A major of focus of Te Papa’s work is on documenting aspects of Intangible Cultural Heritage including oral histories and traditions, performances, knowledge around crafts, social practices, rituals and customs. Language is an important element of all of these activities.
Regular readers of the blog will know that we have already celebrated the Samoan, Tongan and Cook Islands language weeks this year. This week is Tuvalu language week and the theme is “Tuvalu tau gana ko tou lagaifakalaga Tuvalu, your language keeps your culture and identity afloat”.
Over the next five days curators from the Pacific Cultures team will be highlighting key Tuvalu artefacts and stories from Te Papa’s collections.
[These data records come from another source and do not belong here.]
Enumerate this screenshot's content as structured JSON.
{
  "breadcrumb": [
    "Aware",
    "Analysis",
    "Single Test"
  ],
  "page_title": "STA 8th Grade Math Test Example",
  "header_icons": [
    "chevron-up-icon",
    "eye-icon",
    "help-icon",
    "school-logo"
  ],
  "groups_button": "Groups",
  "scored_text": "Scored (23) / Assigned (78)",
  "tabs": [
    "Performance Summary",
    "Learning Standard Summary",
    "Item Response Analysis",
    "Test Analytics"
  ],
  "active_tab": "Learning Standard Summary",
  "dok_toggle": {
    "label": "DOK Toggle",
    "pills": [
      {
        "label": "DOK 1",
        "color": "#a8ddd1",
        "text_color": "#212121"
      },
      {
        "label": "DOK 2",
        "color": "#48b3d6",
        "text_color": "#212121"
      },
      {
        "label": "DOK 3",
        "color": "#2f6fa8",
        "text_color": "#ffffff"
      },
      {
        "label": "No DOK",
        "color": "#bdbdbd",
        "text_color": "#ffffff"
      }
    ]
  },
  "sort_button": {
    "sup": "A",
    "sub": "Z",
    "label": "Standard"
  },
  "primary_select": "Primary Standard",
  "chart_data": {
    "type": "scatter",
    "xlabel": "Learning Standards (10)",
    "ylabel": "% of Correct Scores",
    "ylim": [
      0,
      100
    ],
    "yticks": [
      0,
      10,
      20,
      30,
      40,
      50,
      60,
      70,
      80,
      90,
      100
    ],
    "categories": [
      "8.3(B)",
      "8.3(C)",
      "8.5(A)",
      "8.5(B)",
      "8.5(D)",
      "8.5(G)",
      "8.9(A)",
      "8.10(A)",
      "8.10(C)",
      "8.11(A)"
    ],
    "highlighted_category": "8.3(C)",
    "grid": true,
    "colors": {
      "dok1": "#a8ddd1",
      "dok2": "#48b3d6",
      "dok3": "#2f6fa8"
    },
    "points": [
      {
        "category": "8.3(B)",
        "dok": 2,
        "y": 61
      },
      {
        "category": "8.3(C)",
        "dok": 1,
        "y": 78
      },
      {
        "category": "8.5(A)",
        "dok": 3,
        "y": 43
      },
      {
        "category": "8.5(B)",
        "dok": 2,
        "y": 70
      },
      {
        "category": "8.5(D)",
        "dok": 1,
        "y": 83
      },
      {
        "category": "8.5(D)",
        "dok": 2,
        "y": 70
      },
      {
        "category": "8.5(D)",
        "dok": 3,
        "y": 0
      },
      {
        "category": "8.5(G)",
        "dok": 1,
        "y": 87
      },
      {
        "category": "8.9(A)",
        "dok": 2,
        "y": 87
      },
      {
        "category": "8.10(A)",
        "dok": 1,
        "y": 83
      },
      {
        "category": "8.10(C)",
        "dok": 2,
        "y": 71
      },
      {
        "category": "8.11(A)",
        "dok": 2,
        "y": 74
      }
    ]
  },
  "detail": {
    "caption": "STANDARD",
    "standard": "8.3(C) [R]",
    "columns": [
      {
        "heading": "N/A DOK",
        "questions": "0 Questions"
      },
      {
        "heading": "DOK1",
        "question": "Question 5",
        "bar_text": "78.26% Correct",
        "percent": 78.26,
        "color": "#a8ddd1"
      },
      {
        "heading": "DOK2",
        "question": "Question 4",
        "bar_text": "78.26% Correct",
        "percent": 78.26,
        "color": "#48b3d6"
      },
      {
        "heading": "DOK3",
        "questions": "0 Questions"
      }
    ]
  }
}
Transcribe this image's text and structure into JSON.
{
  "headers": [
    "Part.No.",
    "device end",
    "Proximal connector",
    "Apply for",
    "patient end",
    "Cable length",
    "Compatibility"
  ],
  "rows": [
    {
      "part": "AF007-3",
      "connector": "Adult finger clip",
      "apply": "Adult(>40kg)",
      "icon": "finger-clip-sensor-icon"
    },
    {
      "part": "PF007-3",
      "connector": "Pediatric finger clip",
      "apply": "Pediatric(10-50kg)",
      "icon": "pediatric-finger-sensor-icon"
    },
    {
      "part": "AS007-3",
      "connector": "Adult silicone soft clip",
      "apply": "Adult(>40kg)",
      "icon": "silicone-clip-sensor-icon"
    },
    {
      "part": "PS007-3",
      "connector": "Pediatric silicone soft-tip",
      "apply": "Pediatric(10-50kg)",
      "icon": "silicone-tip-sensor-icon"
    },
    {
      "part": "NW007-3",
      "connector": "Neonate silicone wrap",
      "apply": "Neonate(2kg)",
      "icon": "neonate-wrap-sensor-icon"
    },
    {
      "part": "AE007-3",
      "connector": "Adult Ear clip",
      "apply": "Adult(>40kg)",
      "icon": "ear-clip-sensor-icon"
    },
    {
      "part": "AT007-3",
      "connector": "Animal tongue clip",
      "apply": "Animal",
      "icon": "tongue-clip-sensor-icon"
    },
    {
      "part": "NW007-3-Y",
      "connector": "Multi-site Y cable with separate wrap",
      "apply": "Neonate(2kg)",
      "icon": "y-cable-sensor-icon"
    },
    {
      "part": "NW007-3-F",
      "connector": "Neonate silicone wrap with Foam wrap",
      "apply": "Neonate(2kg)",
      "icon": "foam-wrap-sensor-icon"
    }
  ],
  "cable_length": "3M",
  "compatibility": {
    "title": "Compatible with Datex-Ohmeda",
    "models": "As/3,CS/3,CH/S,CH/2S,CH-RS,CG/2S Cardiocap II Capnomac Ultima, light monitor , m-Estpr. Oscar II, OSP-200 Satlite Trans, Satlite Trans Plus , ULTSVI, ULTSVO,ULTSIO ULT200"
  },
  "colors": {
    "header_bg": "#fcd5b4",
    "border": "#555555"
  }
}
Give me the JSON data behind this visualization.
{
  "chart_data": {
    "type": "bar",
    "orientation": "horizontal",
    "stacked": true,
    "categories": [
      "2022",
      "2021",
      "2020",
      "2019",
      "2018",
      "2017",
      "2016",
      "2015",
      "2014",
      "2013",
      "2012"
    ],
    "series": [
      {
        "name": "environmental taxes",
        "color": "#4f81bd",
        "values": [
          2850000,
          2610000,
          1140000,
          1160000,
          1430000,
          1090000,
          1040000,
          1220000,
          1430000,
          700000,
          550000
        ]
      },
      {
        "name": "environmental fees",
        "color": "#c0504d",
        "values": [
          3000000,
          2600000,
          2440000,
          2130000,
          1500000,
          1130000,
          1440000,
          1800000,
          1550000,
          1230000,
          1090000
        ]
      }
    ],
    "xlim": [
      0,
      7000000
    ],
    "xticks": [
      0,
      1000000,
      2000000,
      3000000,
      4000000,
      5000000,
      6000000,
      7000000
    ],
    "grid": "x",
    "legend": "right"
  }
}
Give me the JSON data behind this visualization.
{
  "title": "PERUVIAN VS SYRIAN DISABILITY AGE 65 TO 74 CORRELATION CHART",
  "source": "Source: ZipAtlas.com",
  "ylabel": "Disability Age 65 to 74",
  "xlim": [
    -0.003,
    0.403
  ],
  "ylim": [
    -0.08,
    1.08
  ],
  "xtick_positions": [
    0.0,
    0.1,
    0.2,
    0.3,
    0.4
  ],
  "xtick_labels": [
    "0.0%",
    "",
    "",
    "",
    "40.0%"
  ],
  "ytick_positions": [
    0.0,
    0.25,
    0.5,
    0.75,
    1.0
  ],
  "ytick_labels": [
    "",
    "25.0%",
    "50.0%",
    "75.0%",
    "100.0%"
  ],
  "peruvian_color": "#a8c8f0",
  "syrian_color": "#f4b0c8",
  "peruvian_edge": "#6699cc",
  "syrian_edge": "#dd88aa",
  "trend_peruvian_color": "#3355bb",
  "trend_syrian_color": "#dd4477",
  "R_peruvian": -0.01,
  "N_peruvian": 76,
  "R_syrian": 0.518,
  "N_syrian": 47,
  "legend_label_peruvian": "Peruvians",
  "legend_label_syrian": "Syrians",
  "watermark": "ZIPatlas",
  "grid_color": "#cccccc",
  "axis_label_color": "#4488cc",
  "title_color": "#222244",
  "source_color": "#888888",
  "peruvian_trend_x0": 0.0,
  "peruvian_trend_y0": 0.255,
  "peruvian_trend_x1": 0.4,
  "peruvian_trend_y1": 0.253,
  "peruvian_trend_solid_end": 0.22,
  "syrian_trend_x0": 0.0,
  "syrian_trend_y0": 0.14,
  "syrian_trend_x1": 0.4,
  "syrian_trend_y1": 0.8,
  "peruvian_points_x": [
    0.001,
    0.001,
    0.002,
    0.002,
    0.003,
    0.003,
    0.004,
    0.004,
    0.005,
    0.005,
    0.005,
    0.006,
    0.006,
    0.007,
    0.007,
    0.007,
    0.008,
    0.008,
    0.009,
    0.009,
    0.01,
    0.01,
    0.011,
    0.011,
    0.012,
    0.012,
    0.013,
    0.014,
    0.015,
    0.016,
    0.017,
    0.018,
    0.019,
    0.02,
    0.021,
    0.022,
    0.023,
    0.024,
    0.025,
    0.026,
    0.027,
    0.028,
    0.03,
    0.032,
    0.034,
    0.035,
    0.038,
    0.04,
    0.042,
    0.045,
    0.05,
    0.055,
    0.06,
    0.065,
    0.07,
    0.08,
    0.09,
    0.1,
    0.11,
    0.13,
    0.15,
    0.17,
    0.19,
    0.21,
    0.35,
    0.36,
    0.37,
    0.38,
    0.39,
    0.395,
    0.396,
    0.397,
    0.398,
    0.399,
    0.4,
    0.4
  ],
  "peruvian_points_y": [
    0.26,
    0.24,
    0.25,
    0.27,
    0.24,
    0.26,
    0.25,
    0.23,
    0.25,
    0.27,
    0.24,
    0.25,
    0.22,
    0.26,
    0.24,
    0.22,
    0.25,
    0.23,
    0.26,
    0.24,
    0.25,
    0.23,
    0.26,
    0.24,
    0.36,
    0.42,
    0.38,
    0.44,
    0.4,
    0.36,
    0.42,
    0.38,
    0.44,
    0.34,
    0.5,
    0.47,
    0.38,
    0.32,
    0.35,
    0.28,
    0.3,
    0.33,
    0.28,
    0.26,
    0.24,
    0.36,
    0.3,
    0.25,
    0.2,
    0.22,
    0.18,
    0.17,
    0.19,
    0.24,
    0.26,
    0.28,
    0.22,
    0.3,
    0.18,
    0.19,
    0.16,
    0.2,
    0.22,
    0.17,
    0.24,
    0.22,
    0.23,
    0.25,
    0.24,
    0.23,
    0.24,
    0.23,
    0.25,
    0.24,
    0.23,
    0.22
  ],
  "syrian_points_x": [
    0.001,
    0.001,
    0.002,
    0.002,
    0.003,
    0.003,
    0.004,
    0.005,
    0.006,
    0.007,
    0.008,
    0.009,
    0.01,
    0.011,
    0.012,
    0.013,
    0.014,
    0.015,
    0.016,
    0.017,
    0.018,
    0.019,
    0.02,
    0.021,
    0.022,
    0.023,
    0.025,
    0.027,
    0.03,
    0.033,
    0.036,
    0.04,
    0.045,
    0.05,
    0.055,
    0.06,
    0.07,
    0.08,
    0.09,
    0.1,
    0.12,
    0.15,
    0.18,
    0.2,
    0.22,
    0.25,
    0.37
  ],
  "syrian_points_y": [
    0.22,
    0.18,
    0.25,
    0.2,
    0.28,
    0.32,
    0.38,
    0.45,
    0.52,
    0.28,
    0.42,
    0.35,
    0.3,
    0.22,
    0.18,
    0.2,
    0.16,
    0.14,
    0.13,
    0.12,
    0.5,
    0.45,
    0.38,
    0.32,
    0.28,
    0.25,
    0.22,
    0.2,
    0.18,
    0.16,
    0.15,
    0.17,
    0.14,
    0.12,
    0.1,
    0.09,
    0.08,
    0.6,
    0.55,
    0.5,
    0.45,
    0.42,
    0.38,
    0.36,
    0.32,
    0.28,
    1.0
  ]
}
To introduce you to Tuvalu, here are valu (eight) things you should know.
- “Tuvalu” means eight islands although there are actually nine inhabited islands.
Tuvalu was part of the British colony of the Gilbert (now Kiribati) and Ellice Islands from 1892 until its independence in 1978.
Tuvalu has a combined land area of approx. 26sq kms, but it has an Exclusive Economic Zone that is 900,000sq.kms.
The highest elevation is 4.6 meters above sea level making the atolls of Tuvalu very vulnerable to changes in sea level.
- There are no streams or rivers in Tuvalu. People rely on catchment systems and a desalination facility for water.
Most people in Tuvalu rely on fishing and agriculture for their day to day subsistence. The main exports are copra and fish.
In 2012, Tuvalu had a population of 9847 people.
In 2006, there were 2,625 Tuvalu people in New Zealand, the seventh largest Pacific ethnic group.